Les affaires de famille sont, en général, beaucoup plus brillantes que les autres, que ce soit en France, aux États-Unis ou ailleurs.
Est-ce le secret de la famille Gattaz ?
Pierre Gattaz : On compte en France quatre mille cinq cents entreprises de taille intermédiaire (ETI), c’est-à-dire comptant plus de 250 et moins de 5 000 salariés, très secrètes, très humbles, dont un tiers sont des entreprises familiales. Il y a parmi elles des gens brillantissimes, qui s’inscrivent tous dans la durée, ce qui fait la force d’une famille, et qui tous ont, fondamentalement, l’amour de notre pays et de leurs salariés.
Les ETI
C’est une catégorie d’entreprises reconnue depuis 2008, par la loi de modernisation de l’économie : 250 à 5 000 salariés avec un CA inférieur à 1,5 milliard d’euros. Elles correspondent à 23% des emplois, 27% du CA et 61% des entreprises cotées. Elles sont les fleurons du made in France : 100 leaders mondiaux, 33% des exportations françaises.
Acteurs du long terme, elles sont peu endettées et deux tiers d’entre elles sont des entreprises personnelles ou familiales.
Pour ma part, j’essaie de faire en sorte, en particulier par le biais du lean management, d’avoir des équipes motivées. Il y a dix ans, elles étaient enfermées dans les gestes répétitifs de la production industrielle classique. Je leur ai alors dit que ce qu’ils faisaient, les Chinois allaient le faire pour vingt fois moins cher et les robots pour cent fois moins cher, et qu’il nous fallait donc agir autrement pour garder leurs emplois en France.
Au bout de deux ans, le lean management, avec la formation permanente et la mise en confiance qu’il implique, a transformé ces personnes passives en des acteurs critiques très positifs : désormais, ils pilotent cinq ordinateurs, réalisent des tests optiques ou des assemblages complexes, etc.
Non seulement ils sont beaucoup plus heureux et épanouis, mais ils pourraient sans difficulté être employés dans une autre entreprise.
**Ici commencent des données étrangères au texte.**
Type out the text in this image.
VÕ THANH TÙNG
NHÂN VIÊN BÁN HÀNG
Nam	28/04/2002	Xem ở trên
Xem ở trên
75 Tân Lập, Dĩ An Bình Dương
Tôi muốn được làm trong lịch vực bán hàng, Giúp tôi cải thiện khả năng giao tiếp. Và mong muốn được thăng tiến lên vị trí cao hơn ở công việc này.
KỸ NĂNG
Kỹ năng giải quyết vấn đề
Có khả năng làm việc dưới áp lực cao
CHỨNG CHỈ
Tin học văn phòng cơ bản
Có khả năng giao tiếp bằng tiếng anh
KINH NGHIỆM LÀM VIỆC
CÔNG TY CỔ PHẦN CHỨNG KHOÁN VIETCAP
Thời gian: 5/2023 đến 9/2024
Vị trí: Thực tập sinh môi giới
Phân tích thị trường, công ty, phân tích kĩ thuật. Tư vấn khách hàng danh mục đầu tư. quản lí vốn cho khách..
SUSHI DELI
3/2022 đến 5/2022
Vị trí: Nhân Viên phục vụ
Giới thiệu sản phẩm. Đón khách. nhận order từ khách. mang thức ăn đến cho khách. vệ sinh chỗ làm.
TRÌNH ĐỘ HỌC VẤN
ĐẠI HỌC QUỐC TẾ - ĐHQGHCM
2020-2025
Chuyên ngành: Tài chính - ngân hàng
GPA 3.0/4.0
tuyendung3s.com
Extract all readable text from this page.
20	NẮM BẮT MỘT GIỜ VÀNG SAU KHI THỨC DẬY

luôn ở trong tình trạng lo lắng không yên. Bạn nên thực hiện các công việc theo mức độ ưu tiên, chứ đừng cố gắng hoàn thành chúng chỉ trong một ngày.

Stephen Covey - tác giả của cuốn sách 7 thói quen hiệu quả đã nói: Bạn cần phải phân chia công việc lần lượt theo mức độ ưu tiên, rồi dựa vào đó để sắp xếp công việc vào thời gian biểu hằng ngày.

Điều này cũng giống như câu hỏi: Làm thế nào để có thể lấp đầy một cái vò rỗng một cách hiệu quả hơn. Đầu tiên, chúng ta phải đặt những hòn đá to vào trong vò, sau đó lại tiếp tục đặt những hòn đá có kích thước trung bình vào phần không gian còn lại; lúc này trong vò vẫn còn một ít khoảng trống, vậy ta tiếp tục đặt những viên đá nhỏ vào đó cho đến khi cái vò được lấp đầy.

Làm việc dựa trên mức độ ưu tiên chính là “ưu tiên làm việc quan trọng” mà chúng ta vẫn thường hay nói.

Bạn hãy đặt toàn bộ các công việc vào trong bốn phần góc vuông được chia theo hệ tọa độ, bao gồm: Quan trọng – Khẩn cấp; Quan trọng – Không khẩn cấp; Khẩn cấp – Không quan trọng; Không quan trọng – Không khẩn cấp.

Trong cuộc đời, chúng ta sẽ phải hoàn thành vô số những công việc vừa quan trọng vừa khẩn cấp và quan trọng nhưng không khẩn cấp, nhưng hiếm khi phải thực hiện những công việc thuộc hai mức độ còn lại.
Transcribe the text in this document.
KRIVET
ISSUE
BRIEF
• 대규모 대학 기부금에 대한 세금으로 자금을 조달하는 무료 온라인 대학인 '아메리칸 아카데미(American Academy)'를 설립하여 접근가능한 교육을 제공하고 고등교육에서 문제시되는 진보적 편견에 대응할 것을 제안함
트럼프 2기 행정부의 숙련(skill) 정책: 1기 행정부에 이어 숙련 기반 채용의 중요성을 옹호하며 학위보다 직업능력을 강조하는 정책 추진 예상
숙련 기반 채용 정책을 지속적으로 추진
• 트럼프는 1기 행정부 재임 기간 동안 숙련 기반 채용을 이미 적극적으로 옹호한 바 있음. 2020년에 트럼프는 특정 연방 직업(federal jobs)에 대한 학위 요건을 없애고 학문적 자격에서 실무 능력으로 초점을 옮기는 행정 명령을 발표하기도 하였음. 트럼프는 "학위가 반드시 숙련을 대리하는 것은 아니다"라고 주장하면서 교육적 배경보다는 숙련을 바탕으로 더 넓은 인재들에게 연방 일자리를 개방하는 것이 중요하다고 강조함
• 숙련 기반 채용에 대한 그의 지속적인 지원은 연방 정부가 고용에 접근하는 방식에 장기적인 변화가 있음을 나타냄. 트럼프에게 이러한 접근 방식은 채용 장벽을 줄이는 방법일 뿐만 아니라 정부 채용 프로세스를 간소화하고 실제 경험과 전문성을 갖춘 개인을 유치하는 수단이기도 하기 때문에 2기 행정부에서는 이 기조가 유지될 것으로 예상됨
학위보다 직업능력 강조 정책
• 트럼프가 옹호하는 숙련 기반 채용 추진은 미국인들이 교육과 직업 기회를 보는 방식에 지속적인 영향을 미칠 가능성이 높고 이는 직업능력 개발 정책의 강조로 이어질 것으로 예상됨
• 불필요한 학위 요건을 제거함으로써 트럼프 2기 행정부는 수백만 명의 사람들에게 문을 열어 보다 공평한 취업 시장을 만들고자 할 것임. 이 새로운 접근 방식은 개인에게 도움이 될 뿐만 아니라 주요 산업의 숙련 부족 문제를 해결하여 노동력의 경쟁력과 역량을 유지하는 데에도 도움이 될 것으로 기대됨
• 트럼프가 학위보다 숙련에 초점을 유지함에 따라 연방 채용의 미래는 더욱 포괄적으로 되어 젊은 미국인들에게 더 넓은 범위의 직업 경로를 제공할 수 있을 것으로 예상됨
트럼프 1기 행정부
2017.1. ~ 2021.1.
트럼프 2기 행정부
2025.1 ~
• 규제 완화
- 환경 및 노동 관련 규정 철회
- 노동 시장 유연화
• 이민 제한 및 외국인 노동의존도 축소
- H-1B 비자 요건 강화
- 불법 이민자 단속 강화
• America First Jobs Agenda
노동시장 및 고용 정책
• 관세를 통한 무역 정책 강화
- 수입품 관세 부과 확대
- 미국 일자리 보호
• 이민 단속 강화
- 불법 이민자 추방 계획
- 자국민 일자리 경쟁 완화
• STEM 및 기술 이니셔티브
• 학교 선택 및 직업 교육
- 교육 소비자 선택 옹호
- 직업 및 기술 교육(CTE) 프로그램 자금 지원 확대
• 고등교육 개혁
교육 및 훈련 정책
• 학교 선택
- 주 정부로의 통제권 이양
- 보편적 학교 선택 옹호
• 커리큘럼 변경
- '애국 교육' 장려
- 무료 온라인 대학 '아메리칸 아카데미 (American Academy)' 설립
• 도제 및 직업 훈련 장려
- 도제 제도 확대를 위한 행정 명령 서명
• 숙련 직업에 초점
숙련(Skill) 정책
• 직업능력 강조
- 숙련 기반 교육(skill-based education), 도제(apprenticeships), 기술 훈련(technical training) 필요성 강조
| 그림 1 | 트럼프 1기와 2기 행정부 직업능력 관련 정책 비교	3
Ce qu’ils auront appris leur sera utile toute leur vie.
L’innovation est-elle le seul vecteur de développement ?
La différenciation par l’innovation est nécessaire mais pas suffisante
P. G. : La différenciation absolue par l’innovation est nécessaire mais pas suffisante, il faut également acquérir la maîtrise des processus. Beaucoup de PME (petites et moyennes entreprises, moins de 250 salariés) ou TPE (très petites entreprises, moins de 20 salariés) françaises sont certes très innovantes, mais, même avec la meilleure idée du monde, si vous livrez en retard un client important, faute de maîtriser vos processus, vous vous décrédibilisez durablement. C’est ce qu’ambitionne la Marque France : être les plus créatifs grâce à la recherche, mais parfaitement fiables.
Comment travaillez-vous avec la sous-traitance ?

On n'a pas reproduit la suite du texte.